Politique, Développement économique et exportation

Percé prendra son quai en charge

Par Geneviève Gélinas, journaliste, graffici.ca
Une dizaine de bateaux d’excursion embarquent leurs clients au quai de Percé, pour un total de 60 000 passagers par an.

Une dizaine de bateaux d’excursion embarquent leurs clients au quai de Percé, pour un total de 60 000 passagers par an. Photo : Geneviève Gélinas

PERCÉ – La Ville de Percé va acquérir le quai du village pour éviter qu’il tombe en ruines. Pêches et Océans Canada, propriétaire du quai, le réparera avant de le remettre à la municipalité.

Le maire Bruno Cloutier et des hauts fonctionnaires de Pêches et Océans ont conclu une entente de principe lundi. « On aimerait mieux que le fédéral le garde, mais dans les circonstances actuelles, on n’a pas le choix, déclare le maire. Soit on le prend, soit [Pêches et Océans Canada] le laisse dépérir. »

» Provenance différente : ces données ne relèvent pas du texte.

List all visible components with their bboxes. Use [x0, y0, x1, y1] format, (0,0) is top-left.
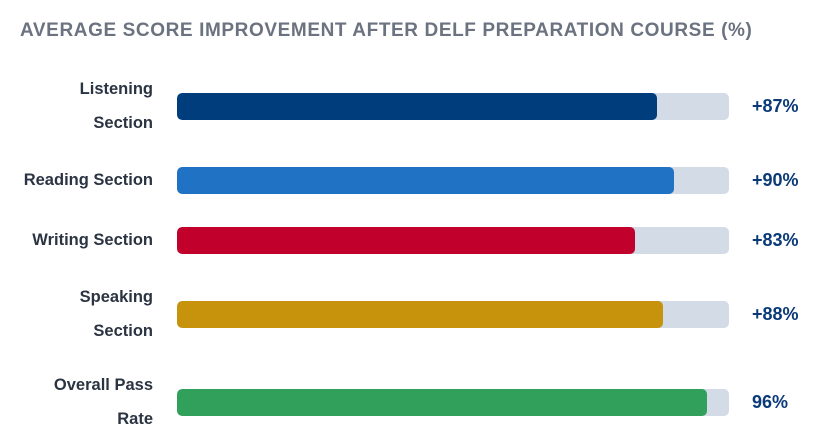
bar-track — [177, 93, 729, 120]
category-label: Speaking Section — [79, 288, 153, 340]
value-label: +90% — [752, 169, 799, 190]
value-label: +88% — [752, 303, 799, 324]
bar-reading — [177, 167, 674, 194]
bar-row-overall: Overall Pass Rate 96% — [0, 372, 829, 432]
value-label: +87% — [752, 95, 799, 116]
bar-row-speaking: Speaking Section +88% — [0, 284, 829, 344]
bar-track — [177, 301, 729, 328]
bar-overall — [177, 389, 707, 416]
bar-track — [177, 389, 729, 416]
bar-writing — [177, 227, 636, 254]
bar-track — [177, 227, 729, 254]
value-label: +83% — [752, 229, 799, 250]
bar-row-writing: Writing Section +83% — [0, 210, 829, 270]
bar-row-listening: Listening Section +87% — [0, 76, 829, 136]
bar-listening — [177, 93, 658, 120]
category-label: Writing Section — [32, 231, 153, 249]
bar-row-reading: Reading Section +90% — [0, 150, 829, 210]
bar-track — [177, 167, 729, 194]
bar-speaking — [177, 301, 663, 328]
category-label: Listening Section — [79, 80, 153, 132]
value-label: 96% — [752, 391, 789, 412]
chart-title: AVERAGE SCORE IMPROVEMENT AFTER DELF PRE… — [20, 20, 753, 41]
category-label: Overall Pass Rate — [53, 376, 153, 428]
category-label: Reading Section — [23, 171, 153, 189]
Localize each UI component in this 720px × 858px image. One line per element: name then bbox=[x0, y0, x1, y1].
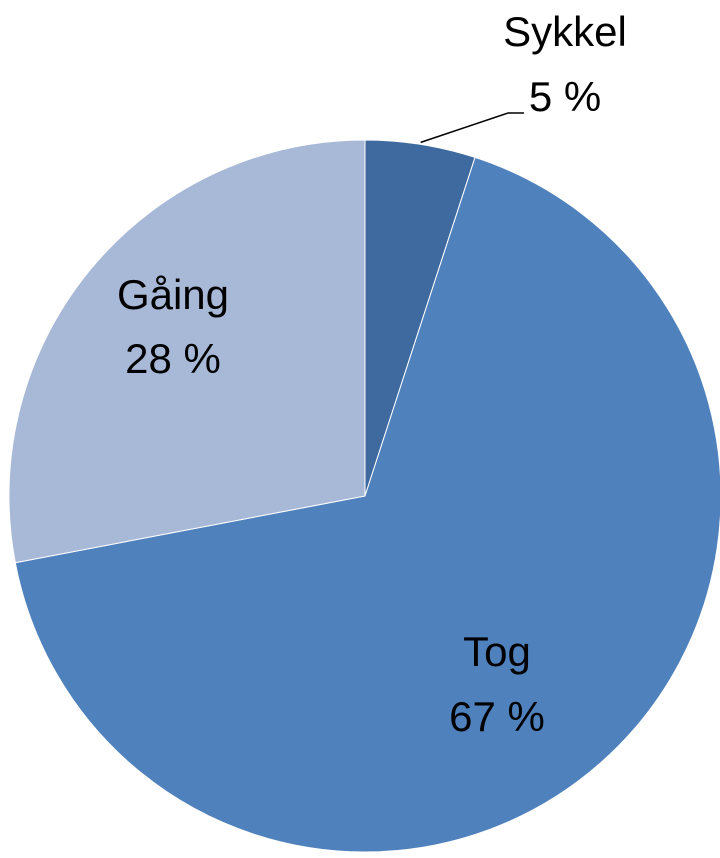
leader-line bbox=[420, 112, 524, 144]
pie-slice bbox=[8, 139, 366, 564]
value-label: 5 % bbox=[529, 73, 601, 120]
category-label: Tog bbox=[463, 628, 531, 675]
value-label: 28 % bbox=[125, 335, 221, 382]
category-label: Gåing bbox=[117, 271, 229, 318]
category-label: Sykkel bbox=[503, 8, 627, 55]
pie-slice bbox=[14, 156, 720, 853]
value-label: 67 % bbox=[449, 693, 545, 740]
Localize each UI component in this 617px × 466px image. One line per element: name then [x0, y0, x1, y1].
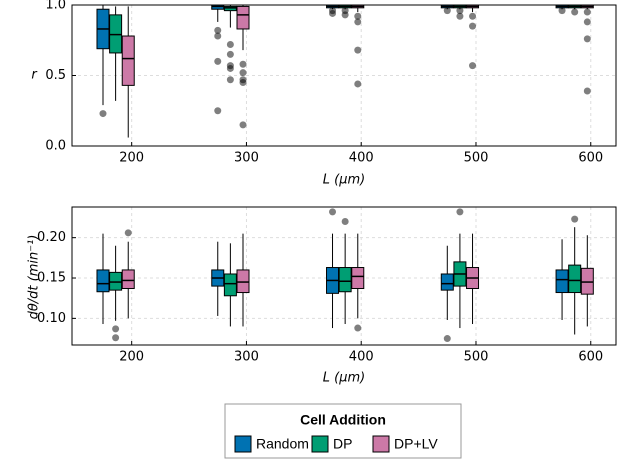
legend-label: DP: [333, 436, 352, 452]
outlier: [583, 18, 591, 26]
legend-swatch: [311, 435, 329, 453]
box: [236, 269, 250, 294]
x-tick-label: 500: [464, 151, 489, 166]
outlier: [124, 229, 132, 237]
x-tick-label: 500: [464, 350, 489, 365]
outlier: [456, 208, 464, 216]
outlier: [226, 50, 234, 58]
outlier: [341, 11, 349, 19]
box: [555, 269, 569, 294]
outlier: [239, 69, 247, 77]
outlier: [226, 76, 234, 84]
legend-swatch: [234, 435, 252, 453]
y-axis-label: r: [31, 68, 38, 83]
outlier: [456, 7, 464, 15]
outlier: [443, 7, 451, 15]
outlier: [469, 12, 477, 20]
outlier: [354, 80, 362, 88]
outlier: [583, 8, 591, 16]
outlier: [99, 110, 107, 118]
outlier: [443, 335, 451, 343]
outlier: [469, 62, 477, 70]
box: [109, 271, 123, 291]
outlier: [354, 12, 362, 20]
outlier: [329, 208, 337, 216]
outlier: [239, 60, 247, 68]
outlier: [214, 107, 222, 115]
box: [96, 269, 110, 293]
x-tick-label: 200: [119, 151, 144, 166]
x-axis-label: L (μm): [323, 173, 365, 188]
legend-swatch: [372, 435, 390, 453]
x-tick-label: 400: [349, 350, 374, 365]
outlier: [571, 215, 579, 223]
outlier: [112, 334, 120, 342]
box: [580, 267, 594, 295]
outlier: [341, 218, 349, 226]
x-tick-label: 400: [349, 151, 374, 166]
box: [440, 273, 454, 291]
outlier: [226, 64, 234, 72]
outlier: [456, 12, 464, 20]
outlier: [329, 9, 337, 17]
x-axis-label: L (μm): [323, 371, 365, 386]
outlier: [583, 87, 591, 95]
box: [121, 35, 135, 86]
y-tick-label: 0.20: [37, 230, 66, 245]
legend-box: [224, 403, 462, 459]
x-tick-label: 600: [578, 350, 603, 365]
y-tick-label: 0.0: [45, 139, 66, 154]
outlier: [214, 26, 222, 34]
y-tick-label: 0.15: [37, 271, 66, 286]
box: [121, 269, 135, 290]
box: [223, 273, 237, 297]
y-tick-label: 0.10: [37, 311, 66, 326]
x-tick-label: 600: [578, 151, 603, 166]
box: [236, 5, 250, 30]
outlier: [469, 22, 477, 30]
legend-title: Cell Addition: [300, 412, 386, 428]
y-tick-label: 0.5: [45, 68, 66, 83]
plot-frame: [71, 206, 617, 346]
legend-label: DP+LV: [394, 436, 438, 452]
x-tick-label: 300: [234, 151, 259, 166]
outlier: [239, 121, 247, 129]
legend-label: Random: [256, 436, 309, 452]
outlier: [354, 46, 362, 54]
outlier: [571, 8, 579, 16]
outlier: [112, 325, 120, 333]
outlier: [354, 18, 362, 26]
x-tick-label: 200: [119, 350, 144, 365]
outlier: [354, 324, 362, 332]
outlier: [558, 7, 566, 15]
y-tick-label: 1.0: [45, 0, 66, 13]
outlier: [214, 32, 222, 40]
outlier: [583, 35, 591, 43]
box: [568, 264, 582, 294]
outlier: [239, 79, 247, 87]
box: [351, 267, 365, 290]
x-tick-label: 300: [234, 350, 259, 365]
outlier: [214, 57, 222, 65]
box: [338, 267, 352, 293]
y-axis-label: dθ/dt (min⁻¹): [27, 235, 42, 320]
outlier: [226, 40, 234, 48]
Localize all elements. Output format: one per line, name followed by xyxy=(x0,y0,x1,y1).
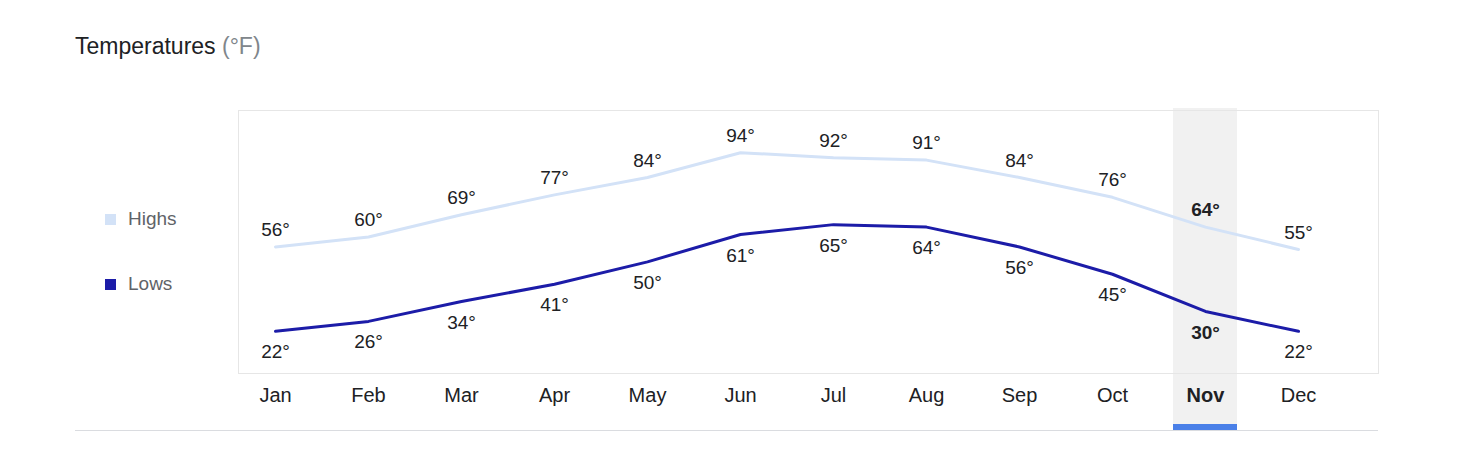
svg-text:76°: 76° xyxy=(1098,169,1127,190)
svg-text:55°: 55° xyxy=(1284,222,1313,243)
svg-text:91°: 91° xyxy=(912,132,941,153)
svg-text:41°: 41° xyxy=(540,294,569,315)
html-text:Highs: Highs xyxy=(128,208,177,229)
svg-text:Jul: Jul xyxy=(821,384,847,406)
svg-text:22°: 22° xyxy=(261,341,290,362)
svg-text:Nov: Nov xyxy=(1187,384,1226,406)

Pêches et Océans Canada maintient que le quai n’est plus utile pour la pêche, même si quatre homardiers s’y amarrent. En mai, le ministère avait fermé le quai pour des raisons de sécurité à l’orée de la saison touristique, créant une commotion à Percé.

Cette onde de choc ne devrait pas se répéter : « On a eu la garantie du ministère que tant que les travaux et le transfert n’est pas complété, il fera les réparations d’usage », se réjouit M. Cloutier.

Des réparations de 3 M$

La mise à niveau du quai devrait coûter environ 3 millions de dollars, indique le maire. « Il faudra refaire le tablier et les palplanches [sur les côtés], pour s’assurer qu’il soit sécuritaire pour les 30 à 40 prochaines années. »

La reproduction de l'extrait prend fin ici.